No início de Agosto, o Gabinete das Nações Unidas para os Direitos Humanos nos Territórios Ocupados disse ter documentado em 2022 a morte de 74 palestinianos às mãos das forças israelitas, em muitos casos devido ao uso letal da força, de uma forma que parecia violar o direito internacional humanitário.

Vaga de detenções

Todas estas mortes ocorreram no contexto de raides e operações de «busca e captura» levadas a cabo pelas forças israelitas nos territórios ocupados da Cisjordânia e de Jerusalém Oriental, no âmbito das quais foram detidos mais de 60 palestinianos nos últimos três dias, segundo a Wafa: pelo menos 17 na madrugada de segunda-feira; 21 na de terça-feira e 27 na de hoje.

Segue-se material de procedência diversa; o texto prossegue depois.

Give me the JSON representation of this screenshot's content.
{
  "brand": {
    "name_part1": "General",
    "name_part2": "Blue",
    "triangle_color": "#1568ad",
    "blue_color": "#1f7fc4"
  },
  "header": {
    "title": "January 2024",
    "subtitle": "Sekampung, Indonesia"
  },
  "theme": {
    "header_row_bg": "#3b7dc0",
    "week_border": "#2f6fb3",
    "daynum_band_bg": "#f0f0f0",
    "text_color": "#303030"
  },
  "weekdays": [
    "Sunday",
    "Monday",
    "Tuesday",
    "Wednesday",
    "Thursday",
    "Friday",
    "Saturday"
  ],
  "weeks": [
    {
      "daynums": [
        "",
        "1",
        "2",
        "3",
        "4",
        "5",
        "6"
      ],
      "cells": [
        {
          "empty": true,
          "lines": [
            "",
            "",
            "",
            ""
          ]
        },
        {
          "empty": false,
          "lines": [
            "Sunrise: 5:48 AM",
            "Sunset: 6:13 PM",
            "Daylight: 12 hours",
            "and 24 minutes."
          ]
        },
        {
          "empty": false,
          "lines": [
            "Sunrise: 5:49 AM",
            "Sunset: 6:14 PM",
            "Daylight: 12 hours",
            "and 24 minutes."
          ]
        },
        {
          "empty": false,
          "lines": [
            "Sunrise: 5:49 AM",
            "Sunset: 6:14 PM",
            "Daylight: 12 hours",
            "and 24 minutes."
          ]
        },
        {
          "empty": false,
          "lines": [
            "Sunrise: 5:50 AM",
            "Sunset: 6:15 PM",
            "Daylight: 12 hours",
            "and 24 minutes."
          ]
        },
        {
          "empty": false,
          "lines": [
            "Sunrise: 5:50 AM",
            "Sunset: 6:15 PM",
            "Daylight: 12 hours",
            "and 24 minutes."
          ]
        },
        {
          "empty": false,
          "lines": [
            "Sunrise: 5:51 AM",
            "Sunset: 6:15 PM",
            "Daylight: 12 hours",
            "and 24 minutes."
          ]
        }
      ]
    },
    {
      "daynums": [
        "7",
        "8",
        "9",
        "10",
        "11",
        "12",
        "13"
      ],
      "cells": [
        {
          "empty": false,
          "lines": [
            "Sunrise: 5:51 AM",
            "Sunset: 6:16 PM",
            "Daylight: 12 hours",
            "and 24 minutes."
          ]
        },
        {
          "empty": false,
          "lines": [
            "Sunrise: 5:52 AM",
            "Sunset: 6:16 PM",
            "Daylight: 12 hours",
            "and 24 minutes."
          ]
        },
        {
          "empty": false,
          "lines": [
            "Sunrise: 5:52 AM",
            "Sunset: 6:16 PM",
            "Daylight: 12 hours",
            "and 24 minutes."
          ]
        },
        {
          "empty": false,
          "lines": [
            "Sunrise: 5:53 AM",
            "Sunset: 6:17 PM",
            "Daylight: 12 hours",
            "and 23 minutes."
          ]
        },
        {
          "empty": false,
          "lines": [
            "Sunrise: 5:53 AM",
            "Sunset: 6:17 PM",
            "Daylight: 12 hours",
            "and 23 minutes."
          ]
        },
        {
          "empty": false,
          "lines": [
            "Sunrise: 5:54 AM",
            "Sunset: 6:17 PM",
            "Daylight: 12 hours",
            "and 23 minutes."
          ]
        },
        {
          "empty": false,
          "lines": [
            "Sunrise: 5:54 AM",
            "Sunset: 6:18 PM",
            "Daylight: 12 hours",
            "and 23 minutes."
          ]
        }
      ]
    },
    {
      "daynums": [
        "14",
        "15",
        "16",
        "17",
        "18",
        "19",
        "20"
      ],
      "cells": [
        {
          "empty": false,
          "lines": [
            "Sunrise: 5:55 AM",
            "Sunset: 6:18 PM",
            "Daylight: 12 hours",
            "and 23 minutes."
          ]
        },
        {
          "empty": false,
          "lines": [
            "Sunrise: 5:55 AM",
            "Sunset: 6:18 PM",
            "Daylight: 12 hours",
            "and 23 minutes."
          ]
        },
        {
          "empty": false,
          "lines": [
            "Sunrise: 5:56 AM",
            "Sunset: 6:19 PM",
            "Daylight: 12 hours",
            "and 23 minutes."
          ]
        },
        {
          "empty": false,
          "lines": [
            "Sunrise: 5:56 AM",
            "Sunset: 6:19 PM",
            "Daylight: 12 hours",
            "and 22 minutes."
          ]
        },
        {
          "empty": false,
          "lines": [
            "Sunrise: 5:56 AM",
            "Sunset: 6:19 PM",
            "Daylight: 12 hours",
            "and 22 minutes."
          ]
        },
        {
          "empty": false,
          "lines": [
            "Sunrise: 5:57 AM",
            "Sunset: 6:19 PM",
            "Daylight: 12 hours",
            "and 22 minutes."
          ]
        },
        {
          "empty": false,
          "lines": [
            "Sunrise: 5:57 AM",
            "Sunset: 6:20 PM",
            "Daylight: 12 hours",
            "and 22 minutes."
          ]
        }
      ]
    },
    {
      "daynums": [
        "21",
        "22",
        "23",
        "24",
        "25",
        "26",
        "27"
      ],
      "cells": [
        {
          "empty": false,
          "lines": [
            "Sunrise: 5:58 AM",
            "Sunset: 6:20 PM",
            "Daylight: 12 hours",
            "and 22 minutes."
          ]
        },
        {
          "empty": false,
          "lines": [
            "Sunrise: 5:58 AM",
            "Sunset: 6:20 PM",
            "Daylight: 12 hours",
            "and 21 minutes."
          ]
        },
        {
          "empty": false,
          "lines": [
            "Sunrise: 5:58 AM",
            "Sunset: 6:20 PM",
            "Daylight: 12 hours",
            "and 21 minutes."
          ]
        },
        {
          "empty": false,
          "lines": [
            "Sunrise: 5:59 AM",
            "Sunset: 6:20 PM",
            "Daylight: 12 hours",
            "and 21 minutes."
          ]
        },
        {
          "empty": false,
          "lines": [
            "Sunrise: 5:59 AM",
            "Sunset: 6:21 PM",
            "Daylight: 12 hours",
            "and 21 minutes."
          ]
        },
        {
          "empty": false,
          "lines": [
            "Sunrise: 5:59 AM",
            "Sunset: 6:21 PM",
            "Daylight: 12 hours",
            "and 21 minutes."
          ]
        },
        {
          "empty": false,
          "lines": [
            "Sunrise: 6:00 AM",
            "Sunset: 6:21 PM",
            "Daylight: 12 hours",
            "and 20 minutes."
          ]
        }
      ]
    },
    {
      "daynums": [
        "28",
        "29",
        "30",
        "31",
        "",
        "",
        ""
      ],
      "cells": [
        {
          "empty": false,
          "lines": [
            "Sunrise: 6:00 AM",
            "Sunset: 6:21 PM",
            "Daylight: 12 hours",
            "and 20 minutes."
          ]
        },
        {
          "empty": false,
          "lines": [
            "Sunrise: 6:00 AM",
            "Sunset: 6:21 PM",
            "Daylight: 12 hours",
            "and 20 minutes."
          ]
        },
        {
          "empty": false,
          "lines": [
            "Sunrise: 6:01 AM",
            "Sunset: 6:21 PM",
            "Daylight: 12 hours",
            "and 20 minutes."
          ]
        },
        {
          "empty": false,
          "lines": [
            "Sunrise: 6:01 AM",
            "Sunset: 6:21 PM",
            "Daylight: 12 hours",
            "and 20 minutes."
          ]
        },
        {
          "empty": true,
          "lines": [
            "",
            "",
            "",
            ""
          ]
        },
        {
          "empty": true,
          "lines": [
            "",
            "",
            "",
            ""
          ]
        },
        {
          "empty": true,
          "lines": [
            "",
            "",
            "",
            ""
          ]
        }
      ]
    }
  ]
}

Estas operações ocorrem num registo praticamente diário, quase sempre à noite e de madrugada. Alegando que «procuram» palestinianos, as forças israelitas de ocupação invadem as casas sem mandado de detenção onde e sempre que lhes apetece.

Os confrontos com os residentes palestinianos – que ficam à mercê da autoridade militar que lhes é imposta pelos comandantes israelitas – são frequentes, num contexto de violência crescente por parte dos colonos.